TEX. HEALTH & SAFETY CODE ANN. § 574.034 (Vernon 2003) (emphasis added).
In construing the “clear and convincing” standard of review set out in
subsection 574.034(d), the majority opinion states:
[A]n expert opinion recommending involuntary commitment must be
supported by the showing of the factual bases on which it is grounded
and not simply recite the statutory criteria. Id.; K.T. v. State, 68 S.W.3d
887, 893 (Tex. App.—Houston [1st Dist.] 2002, no pet.).

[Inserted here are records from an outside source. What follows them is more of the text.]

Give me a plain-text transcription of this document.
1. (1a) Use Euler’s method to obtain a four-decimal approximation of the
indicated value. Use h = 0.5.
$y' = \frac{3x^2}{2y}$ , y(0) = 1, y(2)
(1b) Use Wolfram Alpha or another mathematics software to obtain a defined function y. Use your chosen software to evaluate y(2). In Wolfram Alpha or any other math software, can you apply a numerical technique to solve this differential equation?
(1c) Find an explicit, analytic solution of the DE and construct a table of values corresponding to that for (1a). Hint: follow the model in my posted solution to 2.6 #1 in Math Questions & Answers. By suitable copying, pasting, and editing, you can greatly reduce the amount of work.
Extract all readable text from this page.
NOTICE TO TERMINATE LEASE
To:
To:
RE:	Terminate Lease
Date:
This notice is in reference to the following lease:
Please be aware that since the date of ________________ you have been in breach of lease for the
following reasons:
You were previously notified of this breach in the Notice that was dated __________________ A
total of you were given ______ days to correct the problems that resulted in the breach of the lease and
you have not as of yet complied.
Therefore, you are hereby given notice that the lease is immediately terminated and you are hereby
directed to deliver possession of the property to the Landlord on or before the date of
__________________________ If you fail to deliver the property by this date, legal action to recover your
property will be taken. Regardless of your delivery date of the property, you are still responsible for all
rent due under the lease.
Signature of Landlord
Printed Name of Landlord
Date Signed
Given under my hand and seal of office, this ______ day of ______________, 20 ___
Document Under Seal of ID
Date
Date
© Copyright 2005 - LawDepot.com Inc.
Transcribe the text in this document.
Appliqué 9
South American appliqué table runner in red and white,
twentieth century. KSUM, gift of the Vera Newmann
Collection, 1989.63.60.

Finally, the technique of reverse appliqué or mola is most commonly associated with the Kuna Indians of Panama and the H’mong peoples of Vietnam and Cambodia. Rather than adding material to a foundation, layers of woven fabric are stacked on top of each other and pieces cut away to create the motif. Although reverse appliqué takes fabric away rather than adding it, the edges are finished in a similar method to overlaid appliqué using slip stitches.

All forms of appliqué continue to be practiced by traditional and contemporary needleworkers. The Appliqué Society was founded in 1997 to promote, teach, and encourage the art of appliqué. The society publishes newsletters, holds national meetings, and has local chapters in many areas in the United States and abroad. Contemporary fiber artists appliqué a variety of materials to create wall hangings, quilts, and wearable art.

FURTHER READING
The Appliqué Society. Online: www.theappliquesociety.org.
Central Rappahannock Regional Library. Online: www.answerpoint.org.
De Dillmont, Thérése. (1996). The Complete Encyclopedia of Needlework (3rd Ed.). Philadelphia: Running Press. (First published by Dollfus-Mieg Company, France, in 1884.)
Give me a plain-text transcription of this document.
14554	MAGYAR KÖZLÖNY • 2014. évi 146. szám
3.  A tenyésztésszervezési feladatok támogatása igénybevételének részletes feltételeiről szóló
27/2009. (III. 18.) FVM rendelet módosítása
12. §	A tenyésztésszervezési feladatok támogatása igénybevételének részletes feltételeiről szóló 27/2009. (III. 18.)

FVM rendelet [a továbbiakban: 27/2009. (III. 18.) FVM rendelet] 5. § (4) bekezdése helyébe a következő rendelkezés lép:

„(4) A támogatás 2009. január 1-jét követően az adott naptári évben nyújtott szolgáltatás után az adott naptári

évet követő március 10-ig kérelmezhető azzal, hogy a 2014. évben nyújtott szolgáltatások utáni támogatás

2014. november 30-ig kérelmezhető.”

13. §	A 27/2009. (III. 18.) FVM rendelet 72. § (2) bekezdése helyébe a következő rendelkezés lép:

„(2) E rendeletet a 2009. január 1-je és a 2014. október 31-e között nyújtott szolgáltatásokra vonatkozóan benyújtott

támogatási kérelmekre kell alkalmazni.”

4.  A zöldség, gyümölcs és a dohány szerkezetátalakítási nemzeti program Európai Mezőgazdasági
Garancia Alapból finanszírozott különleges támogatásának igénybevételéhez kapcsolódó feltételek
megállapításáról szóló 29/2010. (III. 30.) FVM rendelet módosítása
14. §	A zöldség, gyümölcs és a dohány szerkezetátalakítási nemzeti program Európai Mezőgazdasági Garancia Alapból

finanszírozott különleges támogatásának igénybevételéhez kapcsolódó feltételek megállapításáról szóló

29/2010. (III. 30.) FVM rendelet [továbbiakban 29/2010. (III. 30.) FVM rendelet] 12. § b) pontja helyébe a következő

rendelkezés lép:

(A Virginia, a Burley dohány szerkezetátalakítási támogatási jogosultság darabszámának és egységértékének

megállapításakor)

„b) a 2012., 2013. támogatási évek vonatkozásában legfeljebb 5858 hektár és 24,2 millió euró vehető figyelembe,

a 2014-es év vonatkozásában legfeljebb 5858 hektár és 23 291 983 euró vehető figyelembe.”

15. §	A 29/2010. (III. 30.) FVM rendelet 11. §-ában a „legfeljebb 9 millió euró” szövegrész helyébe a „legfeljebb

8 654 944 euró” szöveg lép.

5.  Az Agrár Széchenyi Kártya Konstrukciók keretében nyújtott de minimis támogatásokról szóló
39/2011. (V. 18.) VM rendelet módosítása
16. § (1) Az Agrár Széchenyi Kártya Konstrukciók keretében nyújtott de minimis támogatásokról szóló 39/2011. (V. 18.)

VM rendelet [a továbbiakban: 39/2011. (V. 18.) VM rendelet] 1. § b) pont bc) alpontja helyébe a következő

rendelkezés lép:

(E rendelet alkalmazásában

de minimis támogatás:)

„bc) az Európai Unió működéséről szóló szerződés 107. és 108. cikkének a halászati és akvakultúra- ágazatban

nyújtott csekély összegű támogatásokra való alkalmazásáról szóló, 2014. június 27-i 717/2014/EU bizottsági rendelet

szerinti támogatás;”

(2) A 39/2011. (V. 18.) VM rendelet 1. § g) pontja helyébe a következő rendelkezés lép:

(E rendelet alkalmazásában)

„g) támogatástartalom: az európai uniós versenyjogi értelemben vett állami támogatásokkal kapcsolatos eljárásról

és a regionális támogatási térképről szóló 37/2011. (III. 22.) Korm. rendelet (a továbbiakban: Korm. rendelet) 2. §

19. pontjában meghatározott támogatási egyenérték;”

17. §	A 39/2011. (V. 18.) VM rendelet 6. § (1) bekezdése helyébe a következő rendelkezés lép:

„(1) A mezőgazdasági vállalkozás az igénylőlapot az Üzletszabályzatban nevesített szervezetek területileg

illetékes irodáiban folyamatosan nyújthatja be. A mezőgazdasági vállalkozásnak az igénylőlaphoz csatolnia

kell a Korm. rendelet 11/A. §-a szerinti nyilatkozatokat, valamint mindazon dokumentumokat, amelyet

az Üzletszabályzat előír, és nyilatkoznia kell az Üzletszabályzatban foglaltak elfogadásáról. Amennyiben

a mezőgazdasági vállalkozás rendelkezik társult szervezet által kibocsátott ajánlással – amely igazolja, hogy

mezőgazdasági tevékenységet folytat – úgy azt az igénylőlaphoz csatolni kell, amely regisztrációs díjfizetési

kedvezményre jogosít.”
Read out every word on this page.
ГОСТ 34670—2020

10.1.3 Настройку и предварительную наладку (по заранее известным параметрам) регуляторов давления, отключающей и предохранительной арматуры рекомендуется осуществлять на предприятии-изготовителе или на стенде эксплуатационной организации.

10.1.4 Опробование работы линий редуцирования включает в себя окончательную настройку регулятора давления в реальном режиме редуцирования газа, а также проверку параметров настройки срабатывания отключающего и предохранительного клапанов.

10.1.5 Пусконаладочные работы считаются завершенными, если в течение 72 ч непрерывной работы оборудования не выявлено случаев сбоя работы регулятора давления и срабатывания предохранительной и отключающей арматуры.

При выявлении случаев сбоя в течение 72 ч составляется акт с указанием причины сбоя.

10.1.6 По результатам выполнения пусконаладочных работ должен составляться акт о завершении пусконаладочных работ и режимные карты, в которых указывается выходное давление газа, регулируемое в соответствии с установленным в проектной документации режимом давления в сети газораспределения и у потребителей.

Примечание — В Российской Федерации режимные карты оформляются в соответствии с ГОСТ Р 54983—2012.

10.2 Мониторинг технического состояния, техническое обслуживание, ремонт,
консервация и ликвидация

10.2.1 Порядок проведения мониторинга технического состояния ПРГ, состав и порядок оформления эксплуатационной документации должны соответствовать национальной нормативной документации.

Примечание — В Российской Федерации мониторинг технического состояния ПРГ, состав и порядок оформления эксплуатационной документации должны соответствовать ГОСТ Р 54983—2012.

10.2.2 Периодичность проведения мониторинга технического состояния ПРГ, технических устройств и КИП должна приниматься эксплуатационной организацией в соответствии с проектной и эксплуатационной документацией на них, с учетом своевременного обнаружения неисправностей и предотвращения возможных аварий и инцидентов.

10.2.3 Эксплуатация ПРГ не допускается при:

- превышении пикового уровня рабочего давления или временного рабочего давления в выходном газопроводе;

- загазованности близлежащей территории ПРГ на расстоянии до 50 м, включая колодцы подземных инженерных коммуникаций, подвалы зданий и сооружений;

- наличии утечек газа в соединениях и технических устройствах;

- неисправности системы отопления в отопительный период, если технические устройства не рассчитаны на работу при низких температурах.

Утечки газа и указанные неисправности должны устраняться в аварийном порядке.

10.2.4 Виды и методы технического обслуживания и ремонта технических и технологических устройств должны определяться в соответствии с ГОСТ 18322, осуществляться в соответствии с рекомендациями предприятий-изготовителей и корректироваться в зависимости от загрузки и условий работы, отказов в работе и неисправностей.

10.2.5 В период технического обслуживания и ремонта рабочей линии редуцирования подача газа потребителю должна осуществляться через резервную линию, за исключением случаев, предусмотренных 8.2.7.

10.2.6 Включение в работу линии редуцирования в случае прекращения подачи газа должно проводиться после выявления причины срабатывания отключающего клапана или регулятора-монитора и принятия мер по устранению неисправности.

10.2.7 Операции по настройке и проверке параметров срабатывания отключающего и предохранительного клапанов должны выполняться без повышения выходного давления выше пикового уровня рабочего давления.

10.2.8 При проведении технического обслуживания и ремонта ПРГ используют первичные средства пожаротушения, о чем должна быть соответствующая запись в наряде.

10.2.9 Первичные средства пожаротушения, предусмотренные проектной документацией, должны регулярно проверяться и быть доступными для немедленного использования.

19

Thus the
expert should describe the specific behaviors of the proposed patient on
which the expert’s opinion is based. See In re K.D.C., 78 S.W.3d 543,
550 (Tex. App.—Amarillo 2002, no pet.). It is also well established that
evidence that merely reflects that a person is mentally ill and in need of
hospitalization is no evidence that the statutory standard for involuntary
commitment has been met and will not suffice to support the statutory
requirement for an overt act or continuing pattern of behavior. See
J.M., 178 S.W.3d at 194–96; G.H. v. State, 96 S.W.3d 629, 634 (Tex.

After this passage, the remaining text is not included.